After his first encounter with the Giant, we see this dynamic in action. Hogarth slouches in class, scribbling in his notebook while “Duck and Cover” PSAs flash on another rabbit-eared unit. When his classmates’ conversation turns to him, he ignores their ire by completing a caricature of the Giant in his notebook. Here, drawing comic characters is a telling form of escapism, providing Hogarth with an outlet through which to express his feelings of loneliness and isolation. It’s also telling that Hogarth immediately sees the Giant as one of those characters, as a hero.
Hogarth comes to understand the Giant through explicitly connecting him to Superman. As Hogarth describes of his favorite superhero, “He started off just like you! Crash-landed on Earth, didn’t know what he was doing, but he only uses his powers for good, never for evil. Remember that.” This moment reads like an origin story of sorts; here, Hogarth latches onto his perception of the Giant as one of the “good guys,” despite his physical resemblance to the villainous robot Atomo, a character in another one of his comics. In turn, from this moment onward, the Giant himself embraces this perception of heroism. He’s fascinated by Hogarth’s description and endeavors to honor his friend’s admiration by rejecting his more destructive impulses to become a hero himself.
While it’s easy to frame this connection as a dichotomy between child and hero, there’s also something to be said of how the Giant embraces heroism through his own childlike sensibilities. Throughout the film, we see the Giant learning to speak and “Superman” is one of his first words. Additionally, when Hogarth introduces the Giant to the hero, he does so by using his comics as a “bedtime story.” And of course, as the Giant and Hogarth engage in imaginative play, there’s an innocence and earnestness to his desire to perform as one of the “good guys.” Dressing himself with a giant “S” from a pile of scrap, the Giant puffs out his chest, strikes a pose, and proclaims: “I am Superman.” Here, the film not only frames the bond between these two characters as one between child and hero but rather it depicts two lonely kids who bond over a shared love of a particular character, over a story that makes them feel less alone.
Ultimately, the conclusion of the film perfectly delivers on these notions of heroism, showing us a moving convergence between childhood innocence and adult responsibility.
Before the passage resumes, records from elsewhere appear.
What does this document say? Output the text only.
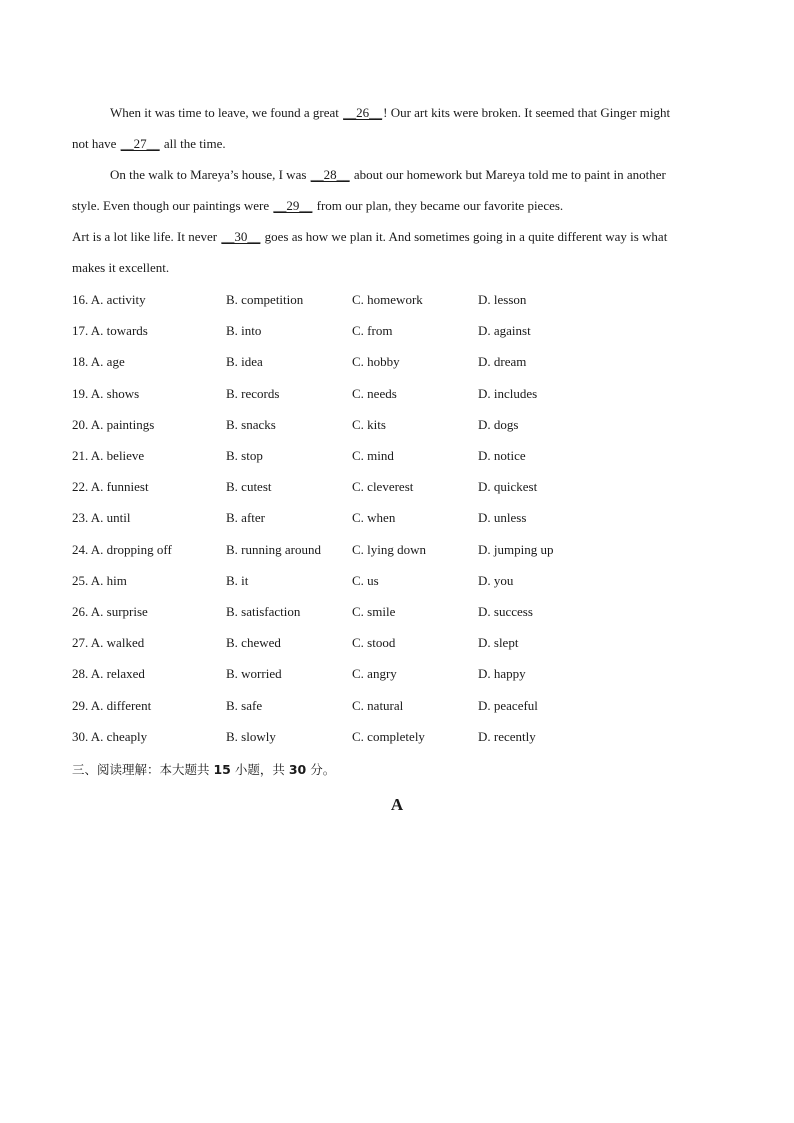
When it was time to leave, we found a great __26__! Our art kits were broken. It seemed that Ginger might
not have __27__ all the time.
On the walk to Mareya’s house, I was __28__ about our homework but Mareya told me to paint in another
style. Even though our paintings were __29__ from our plan, they became our favorite pieces.
Art is a lot like life. It never __30__ goes as how we plan it. And sometimes going in a quite different way is what
makes it excellent.
16. A. activity	B. competition	C. homework	D. lesson
17. A. towards	B. into	C. from	D. against
18. A. age	B. idea	C. hobby	D. dream
19. A. shows	B. records	C. needs	D. includes
20. A. paintings	B. snacks	C. kits	D. dogs
21. A. believe	B. stop	C. mind	D. notice
22. A. funniest	B. cutest	C. cleverest	D. quickest
23. A. until	B. after	C. when	D. unless
24. A. dropping off	B. running around C. lying down	D. jumping up
25. A. him	B. it	C. us	D. you
26. A. surprise	B. satisfaction	C. smile	D. success
27. A. walked	B. chewed	C. stood	D. slept
28. A. relaxed	B. worried	C. angry	D. happy
29. A. different	B. safe	C. natural	D. peaceful
30. A. cheaply	B. slowly	C. completely	D. recently
三、阅读理解：本大题共 15 小题，共 30 分。
A
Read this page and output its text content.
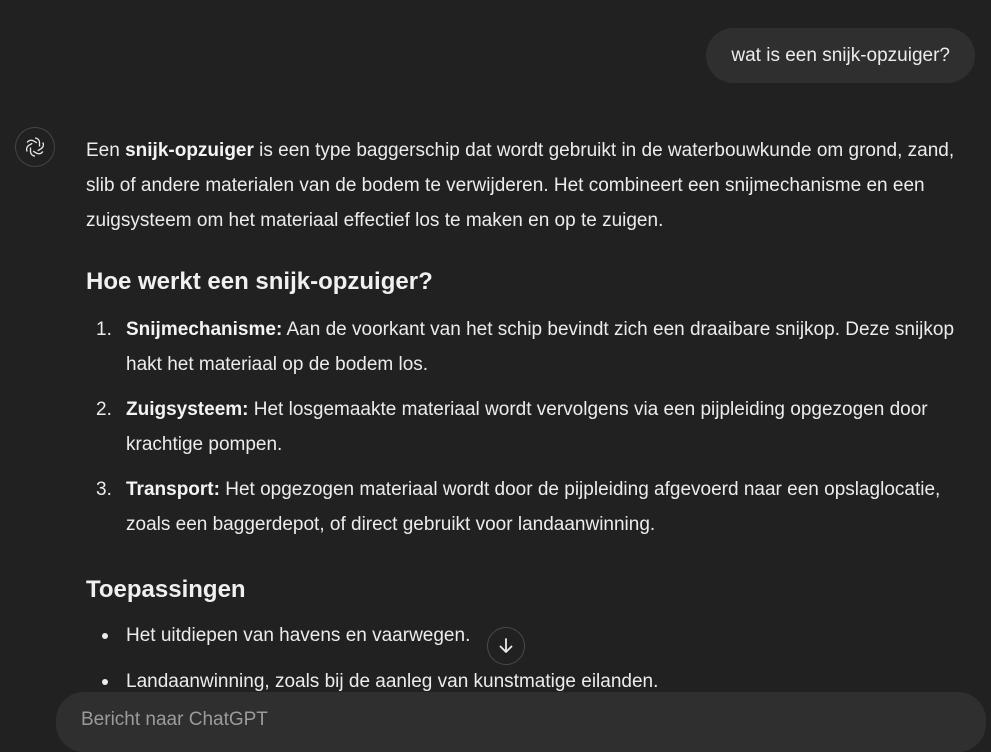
wat is een snijk-opzuiger?

Een snijk-opzuiger is een type baggerschip dat wordt gebruikt in de waterbouwkunde om grond, zand, slib of andere materialen van de bodem te verwijderen. Het combineert een snijmechanisme en een zuigsysteem om het materiaal effectief los te maken en op te zuigen.

Hoe werkt een snijk-opzuiger?
1. Snijmechanisme: Aan de voorkant van het schip bevindt zich een draaibare snijkop. Deze snijkop hakt het materiaal op de bodem los.
2. Zuigsysteem: Het losgemaakte materiaal wordt vervolgens via een pijpleiding opgezogen door krachtige pompen.
3. Transport: Het opgezogen materiaal wordt door de pijpleiding afgevoerd naar een opslaglocatie, zoals een baggerdepot, of direct gebruikt voor landaanwinning.
Toepassingen
Het uitdiepen van havens en vaarwegen.
Landaanwinning, zoals bij de aanleg van kunstmatige eilanden.
Bericht naar ChatGPT
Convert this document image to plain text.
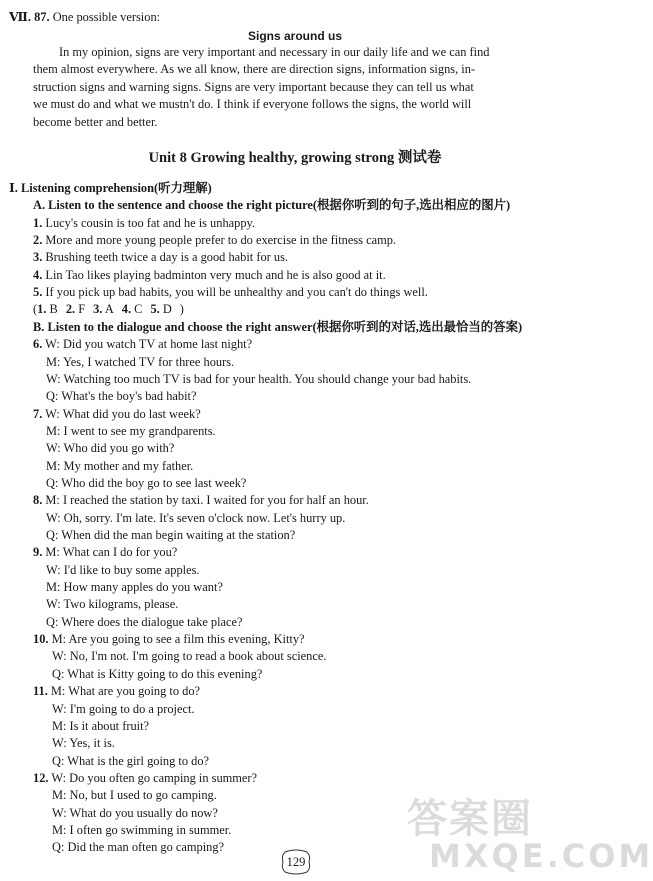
Ⅶ. 87. One possible version:
Signs around us

In my opinion, signs are very important and necessary in our daily life and we can find

them almost everywhere. As we all know, there are direction signs, information signs, in-

struction signs and warning signs. Signs are very important because they can tell us what

we must do and what we mustn't do. I think if everyone follows the signs, the world will

become better and better.

Unit 8 Growing healthy, growing strong 测试卷
Ⅰ. Listening comprehension(听力理解)
A. Listen to the sentence and choose the right picture(根据你听到的句子,选出相应的图片)
1. Lucy's cousin is too fat and he is unhappy.
2. More and more young people prefer to do exercise in the fitness camp.
3. Brushing teeth twice a day is a good habit for us.
4. Lin Tao likes playing badminton very much and he is also good at it.
5. If you pick up bad habits, you will be unhealthy and you can't do things well.
(1. B 2. F 3. A 4. C 5. D )
B. Listen to the dialogue and choose the right answer(根据你听到的对话,选出最恰当的答案)
6. W: Did you watch TV at home last night?
M: Yes, I watched TV for three hours.
W: Watching too much TV is bad for your health. You should change your bad habits.
Q: What's the boy's bad habit?
7. W: What did you do last week?
M: I went to see my grandparents.
W: Who did you go with?
M: My mother and my father.
Q: Who did the boy go to see last week?
8. M: I reached the station by taxi. I waited for you for half an hour.
W: Oh, sorry. I'm late. It's seven o'clock now. Let's hurry up.
Q: When did the man begin waiting at the station?
9. M: What can I do for you?
W: I'd like to buy some apples.
M: How many apples do you want?
W: Two kilograms, please.
Q: Where does the dialogue take place?
10. M: Are you going to see a film this evening, Kitty?
W: No, I'm not. I'm going to read a book about science.
Q: What is Kitty going to do this evening?
11. M: What are you going to do?
W: I'm going to do a project.
M: Is it about fruit?
W: Yes, it is.
Q: What is the girl going to do?
12. W: Do you often go camping in summer?
M: No, but I used to go camping.
W: What do you usually do now?
M: I often go swimming in summer.
Q: Did the man often go camping?
129
答案圈
MXQE.COM
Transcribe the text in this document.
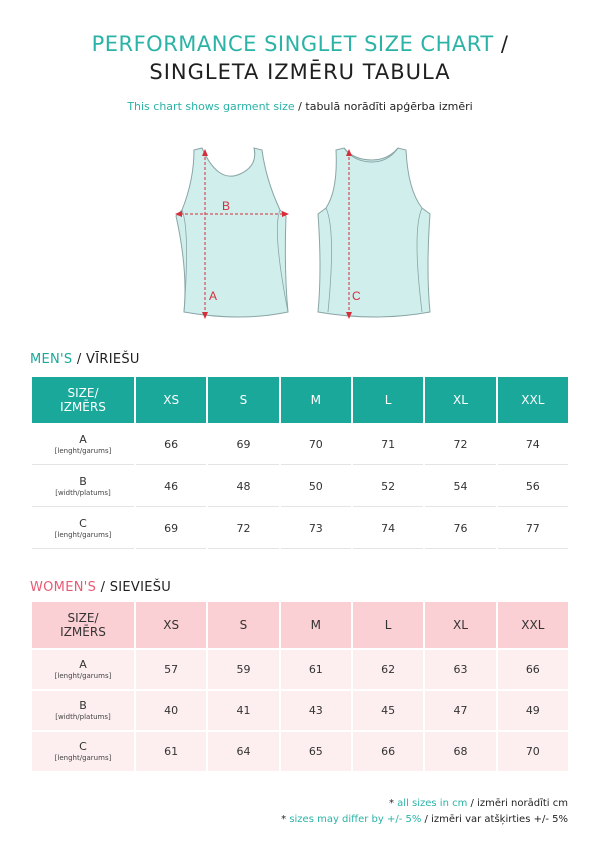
PERFORMANCE SINGLET SIZE CHART /
SINGLETA IZMĒRU TABULA
This chart shows garment size / tabulā norādīti apģērba izmēri
B
A	C
MEN'S / VĪRIEŠU
SIZE/
IZMĒRS	XS	S	M	L	XL	XXL

A
[lenght/garums]	66	69	70	71	72	74

B
[width/platums]	46	48	50	52	54	56

C
[lenght/garums]	69	72	73	74	76	77
WOMEN'S / SIEVIEŠU
SIZE/
IZMĒRS	XS	S	M	L	XL	XXL

A
[lenght/garums]	57	59	61	62	63	66

B
[width/platums]	40	41	43	45	47	49

C
[lenght/garums]	61	64	65	66	68	70
* all sizes in cm / izmēri norādīti cm
* sizes may differ by +/- 5% / izmēri var atšķirties +/- 5%
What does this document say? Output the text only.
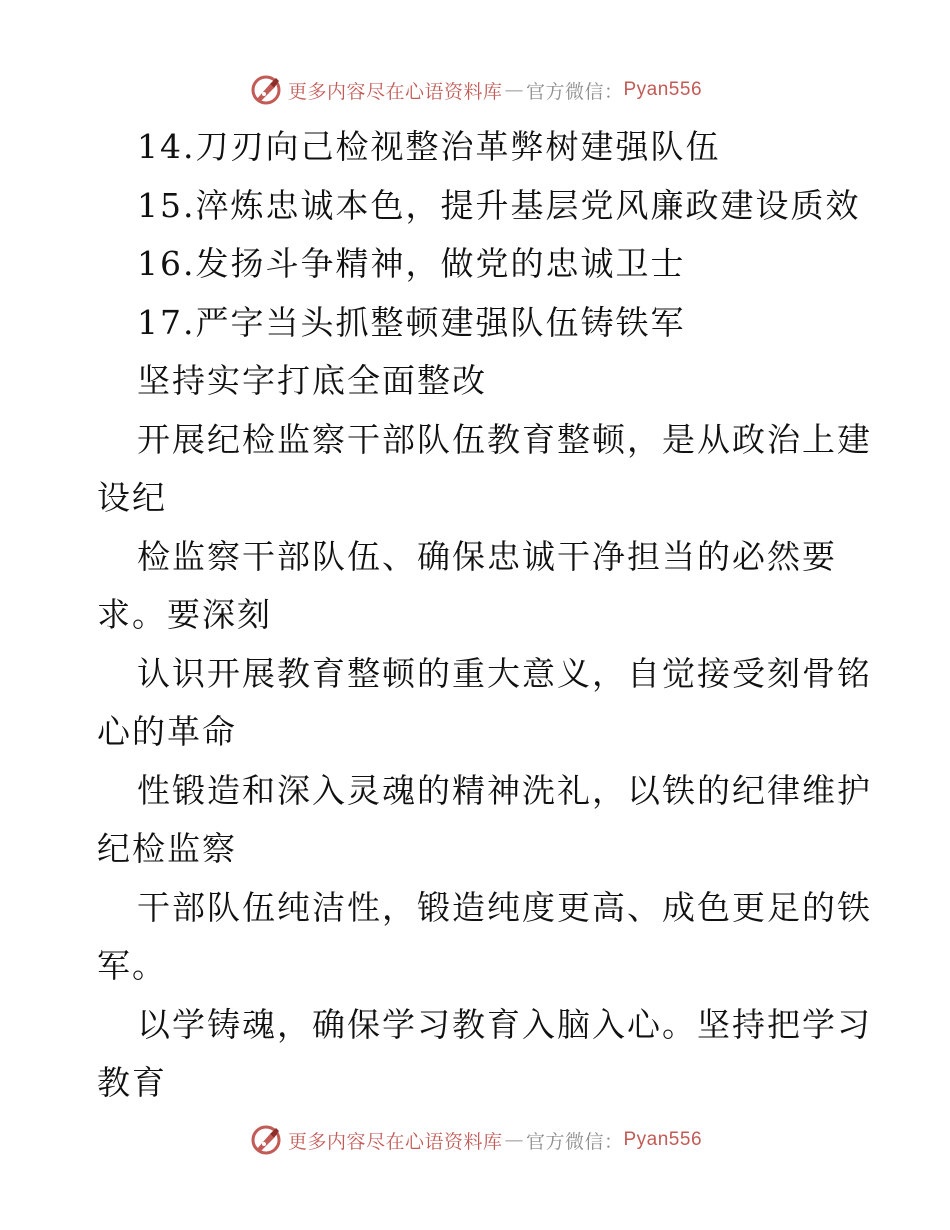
更多内容尽在心语资料库 — 官方微信： Pyan556
14.刀刃向己检视整治革弊树建强队伍
15.淬炼忠诚本色，提升基层党风廉政建设质效
16.发扬斗争精神，做党的忠诚卫士
17.严字当头抓整顿建强队伍铸铁军
坚持实字打底全面整改
开展纪检监察干部队伍教育整顿，是从政治上建
设纪
检监察干部队伍、确保忠诚干净担当的必然要
求。要深刻
认识开展教育整顿的重大意义，自觉接受刻骨铭
心的革命
性锻造和深入灵魂的精神洗礼，以铁的纪律维护
纪检监察
干部队伍纯洁性，锻造纯度更高、成色更足的铁
军。
以学铸魂，确保学习教育入脑入心。坚持把学习
教育
更多内容尽在心语资料库 — 官方微信： Pyan556
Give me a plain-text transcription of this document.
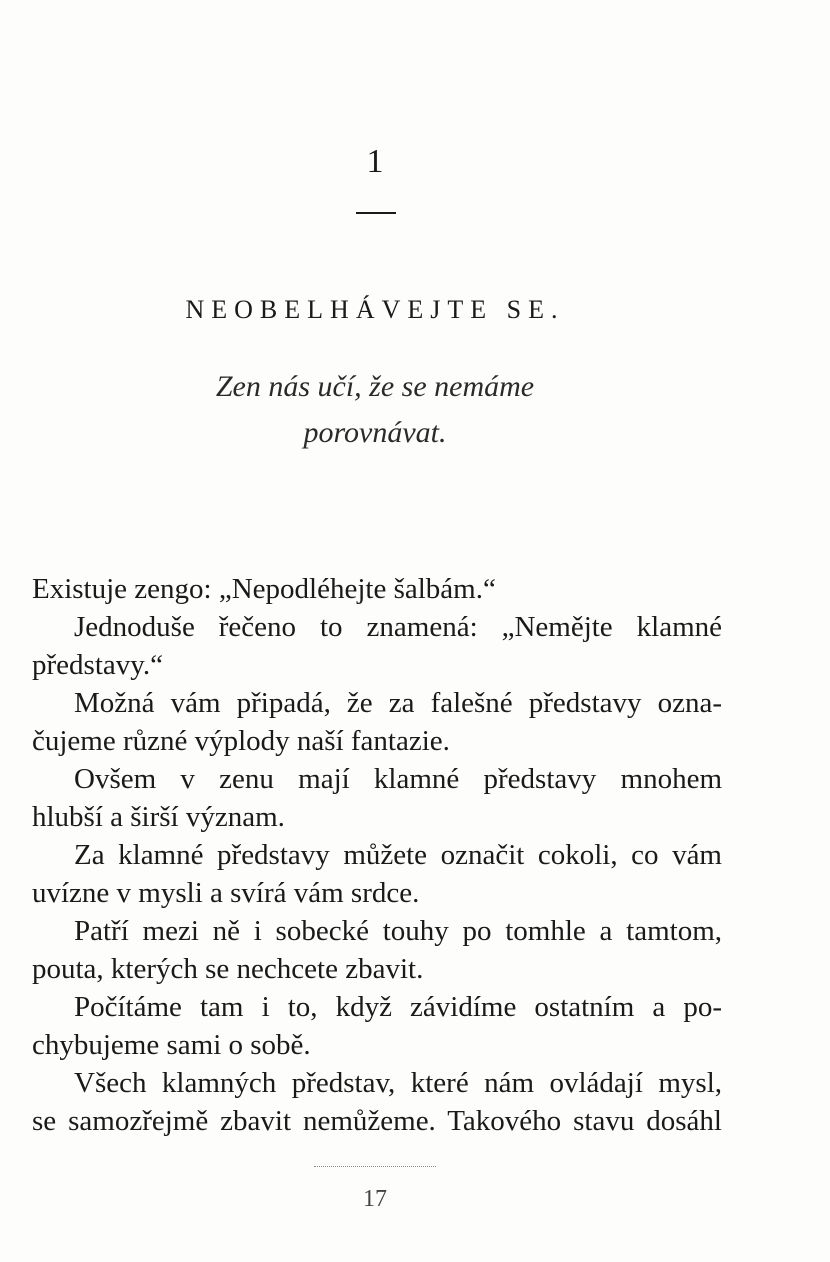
1
NEOBELHÁVEJTE SE.
Zen nás učí, že se nemáme
porovnávat.
Existuje zengo: „Nepodléhejte šalbám.“
Jednoduše řečeno to znamená: „Nemějte klamné
představy.“
Možná vám připadá, že za falešné představy ozna-
čujeme různé výplody naší fantazie.
Ovšem v zenu mají klamné představy mnohem
hlubší a širší význam.
Za klamné představy můžete označit cokoli, co vám
uvízne v mysli a svírá vám srdce.
Patří mezi ně i sobecké touhy po tomhle a tamtom,
pouta, kterých se nechcete zbavit.
Počítáme tam i to, když závidíme ostatním a po-
chybujeme sami o sobě.
Všech klamných představ, které nám ovládají mysl,
se samozřejmě zbavit nemůžeme. Takového stavu dosáhl
17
In a touching exchange before the Giant flies off to save the world, Hogarth offers a powerful expression of love. The Giant before him is not only his hero, he is also his best friend. Additionally, for the Giant himself, he no longer performs as a hero; instead, he becomes a hero. Recalling the film’s mantra of “You are what you choose to be,” the Giant utters his most memorable line, and finally accepts himself for who he is: “Superman.”